We plan to organize a three-hour tutorial based on the following content. We will make efforts to make the tutorial interactive by having quizzes at regular intervals and also we hope to accommodate questions in between:
1. Introduction to NLG from Structured data and Knowledge Bases (20 mins)
- Data-to-text and text-to-text paradigms
- Motivation: Why is this problem important?
- Challenges in structured data translation: Why known text-to-text methods can not be applied to this problem?
- Roadmap of the tutorial
2. Heuristic Driven Methods (20 mins)
- Rule-based approaches
- Template-based approaches
- Current industry solutions
- Shortcomings of the paradigm
3. Statistical and Neural Methods (30 mins)
- Probabilistic Generation Models
- Context-free Grammar based Approaches
- Three-phase Approach : Planning, Selection and Surface Realization
- End-to-end Encoder Decoder Paradigm
- Seq2seq approaches with attention
4. Evaluation Methods for NLG (10 mins)
- N-gram based methods : BLEU, ROUGE etc.
- Document similarity based methods
- Task-specific evaluation
- Human evaluation metrics
- Challenges in Evaluation
5. Hybrid and Scalable Methods (20 mins)
- Structured data input formats
- Canonicalization
- Simple Language Generation
- Ranking of simple sentences
- Sentence Compounding
- Coreference Replacement
6. Role of Semantics and Pragmatics (15 mins)
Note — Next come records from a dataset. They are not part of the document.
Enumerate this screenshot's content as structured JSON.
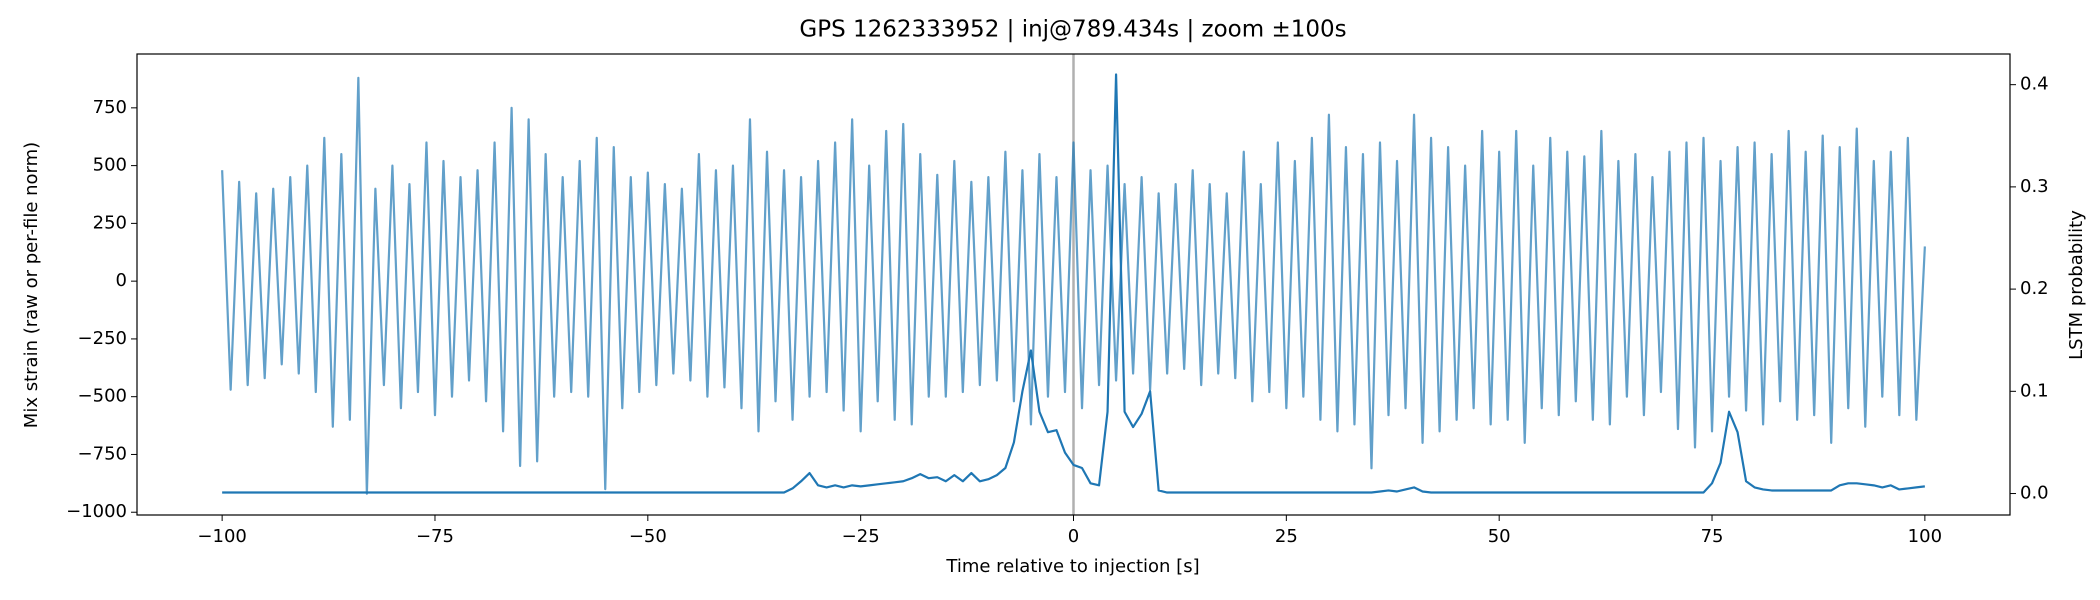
{
  "chart_data": {
    "type": "line",
    "title": "GPS 1262333952 | inj@789.434s | zoom ±100s",
    "xlabel": "Time relative to injection [s]",
    "ylabel": "Mix strain (raw or per-file norm)",
    "y2label": "LSTM probability",
    "xlim": [
      -110,
      110
    ],
    "ylim": [
      -1012,
      983
    ],
    "y2lim": [
      -0.021,
      0.43
    ],
    "xticks": [
      {
        "value": -100,
        "label": "−100"
      },
      {
        "value": -75,
        "label": "−75"
      },
      {
        "value": -50,
        "label": "−50"
      },
      {
        "value": -25,
        "label": "−25"
      },
      0,
      25,
      50,
      75,
      100
    ],
    "yticks": [
      {
        "value": -1000,
        "label": "−1000"
      },
      {
        "value": -750,
        "label": "−750"
      },
      {
        "value": -500,
        "label": "−500"
      },
      {
        "value": -250,
        "label": "−250"
      },
      0,
      250,
      500,
      750
    ],
    "y2ticks": [
      {
        "value": 0,
        "label": "0.0"
      },
      0.1,
      0.2,
      0.3,
      0.4
    ],
    "vline": 0,
    "vline_color": "#b0b0b0",
    "x": [
      -100,
      -99,
      -98,
      -97,
      -96,
      -95,
      -94,
      -93,
      -92,
      -91,
      -90,
      -89,
      -88,
      -87,
      -86,
      -85,
      -84,
      -83,
      -82,
      -81,
      -80,
      -79,
      -78,
      -77,
      -76,
      -75,
      -74,
      -73,
      -72,
      -71,
      -70,
      -69,
      -68,
      -67,
      -66,
      -65,
      -64,
      -63,
      -62,
      -61,
      -60,
      -59,
      -58,
      -57,
      -56,
      -55,
      -54,
      -53,
      -52,
      -51,
      -50,
      -49,
      -48,
      -47,
      -46,
      -45,
      -44,
      -43,
      -42,
      -41,
      -40,
      -39,
      -38,
      -37,
      -36,
      -35,
      -34,
      -33,
      -32,
      -31,
      -30,
      -29,
      -28,
      -27,
      -26,
      -25,
      -24,
      -23,
      -22,
      -21,
      -20,
      -19,
      -18,
      -17,
      -16,
      -15,
      -14,
      -13,
      -12,
      -11,
      -10,
      -9,
      -8,
      -7,
      -6,
      -5,
      -4,
      -3,
      -2,
      -1,
      0,
      1,
      2,
      3,
      4,
      5,
      6,
      7,
      8,
      9,
      10,
      11,
      12,
      13,
      14,
      15,
      16,
      17,
      18,
      19,
      20,
      21,
      22,
      23,
      24,
      25,
      26,
      27,
      28,
      29,
      30,
      31,
      32,
      33,
      34,
      35,
      36,
      37,
      38,
      39,
      40,
      41,
      42,
      43,
      44,
      45,
      46,
      47,
      48,
      49,
      50,
      51,
      52,
      53,
      54,
      55,
      56,
      57,
      58,
      59,
      60,
      61,
      62,
      63,
      64,
      65,
      66,
      67,
      68,
      69,
      70,
      71,
      72,
      73,
      74,
      75,
      76,
      77,
      78,
      79,
      80,
      81,
      82,
      83,
      84,
      85,
      86,
      87,
      88,
      89,
      90,
      91,
      92,
      93,
      94,
      95,
      96,
      97,
      98,
      99,
      100
    ],
    "series": [
      {
        "axis": "y",
        "color": "#1f77b4",
        "opacity": 0.7,
        "values": [
          480,
          -470,
          430,
          -450,
          380,
          -420,
          400,
          -360,
          450,
          -400,
          500,
          -480,
          620,
          -630,
          550,
          -600,
          880,
          -920,
          400,
          -450,
          500,
          -550,
          420,
          -480,
          600,
          -580,
          520,
          -500,
          450,
          -430,
          480,
          -520,
          600,
          -650,
          750,
          -800,
          700,
          -780,
          550,
          -500,
          450,
          -480,
          520,
          -500,
          620,
          -900,
          580,
          -550,
          450,
          -480,
          470,
          -450,
          420,
          -400,
          400,
          -430,
          550,
          -500,
          480,
          -460,
          500,
          -550,
          700,
          -650,
          560,
          -520,
          480,
          -600,
          450,
          -500,
          520,
          -480,
          600,
          -560,
          700,
          -650,
          500,
          -520,
          650,
          -600,
          680,
          -620,
          550,
          -500,
          460,
          -500,
          520,
          -480,
          430,
          -450,
          450,
          -430,
          560,
          -520,
          480,
          -620,
          550,
          -500,
          450,
          -480,
          600,
          -550,
          480,
          -450,
          500,
          -430,
          420,
          -400,
          450,
          -470,
          380,
          -400,
          420,
          -380,
          480,
          -450,
          420,
          -400,
          380,
          -420,
          560,
          -520,
          420,
          -480,
          600,
          -550,
          520,
          -500,
          620,
          -600,
          720,
          -650,
          580,
          -620,
          550,
          -810,
          600,
          -580,
          520,
          -550,
          720,
          -700,
          620,
          -650,
          580,
          -600,
          500,
          -550,
          650,
          -620,
          560,
          -600,
          650,
          -700,
          500,
          -550,
          620,
          -580,
          560,
          -520,
          540,
          -600,
          650,
          -620,
          520,
          -500,
          550,
          -580,
          450,
          -480,
          560,
          -640,
          600,
          -720,
          620,
          -650,
          520,
          -500,
          580,
          -560,
          600,
          -620,
          550,
          -520,
          650,
          -600,
          560,
          -580,
          630,
          -700,
          580,
          -550,
          660,
          -630,
          520,
          -500,
          560,
          -580,
          620,
          -600,
          150
        ]
      },
      {
        "axis": "y2",
        "color": "#1f77b4",
        "opacity": 1,
        "values": [
          0.001,
          0.001,
          0.001,
          0.001,
          0.001,
          0.001,
          0.001,
          0.001,
          0.001,
          0.001,
          0.001,
          0.001,
          0.001,
          0.001,
          0.001,
          0.001,
          0.001,
          0.001,
          0.001,
          0.001,
          0.001,
          0.001,
          0.001,
          0.001,
          0.001,
          0.001,
          0.001,
          0.001,
          0.001,
          0.001,
          0.001,
          0.001,
          0.001,
          0.001,
          0.001,
          0.001,
          0.001,
          0.001,
          0.001,
          0.001,
          0.001,
          0.001,
          0.001,
          0.001,
          0.001,
          0.001,
          0.001,
          0.001,
          0.001,
          0.001,
          0.001,
          0.001,
          0.001,
          0.001,
          0.001,
          0.001,
          0.001,
          0.001,
          0.001,
          0.001,
          0.001,
          0.001,
          0.001,
          0.001,
          0.001,
          0.001,
          0.001,
          0.005,
          0.012,
          0.02,
          0.008,
          0.006,
          0.008,
          0.006,
          0.008,
          0.007,
          0.008,
          0.009,
          0.01,
          0.011,
          0.012,
          0.015,
          0.019,
          0.015,
          0.016,
          0.012,
          0.018,
          0.012,
          0.02,
          0.012,
          0.014,
          0.018,
          0.025,
          0.05,
          0.1,
          0.14,
          0.08,
          0.06,
          0.062,
          0.04,
          0.028,
          0.025,
          0.01,
          0.008,
          0.08,
          0.41,
          0.08,
          0.065,
          0.078,
          0.1,
          0.003,
          0.001,
          0.001,
          0.001,
          0.001,
          0.001,
          0.001,
          0.001,
          0.001,
          0.001,
          0.001,
          0.001,
          0.001,
          0.001,
          0.001,
          0.001,
          0.001,
          0.001,
          0.001,
          0.001,
          0.001,
          0.001,
          0.001,
          0.001,
          0.001,
          0.001,
          0.002,
          0.003,
          0.002,
          0.004,
          0.006,
          0.002,
          0.001,
          0.001,
          0.001,
          0.001,
          0.001,
          0.001,
          0.001,
          0.001,
          0.001,
          0.001,
          0.001,
          0.001,
          0.001,
          0.001,
          0.001,
          0.001,
          0.001,
          0.001,
          0.001,
          0.001,
          0.001,
          0.001,
          0.001,
          0.001,
          0.001,
          0.001,
          0.001,
          0.001,
          0.001,
          0.001,
          0.001,
          0.001,
          0.001,
          0.01,
          0.03,
          0.08,
          0.06,
          0.012,
          0.006,
          0.004,
          0.003,
          0.003,
          0.003,
          0.003,
          0.003,
          0.003,
          0.003,
          0.003,
          0.008,
          0.01,
          0.01,
          0.009,
          0.008,
          0.006,
          0.008,
          0.004,
          0.005,
          0.006,
          0.007
        ]
      }
    ]
  }
}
- Role of Knowledge Graphs
- Domain-specific Ontologies
- Reasoning and Inference in Generation
7. Open Problems and Future Directions (20 mins)
- Structure-aware Generation
- Theme/Topic based Generation
- Argumentative Text Generation
- Controllable Text Generation
- Creative Text Generation
8. Conclusion and Closing Remarks (15 mins)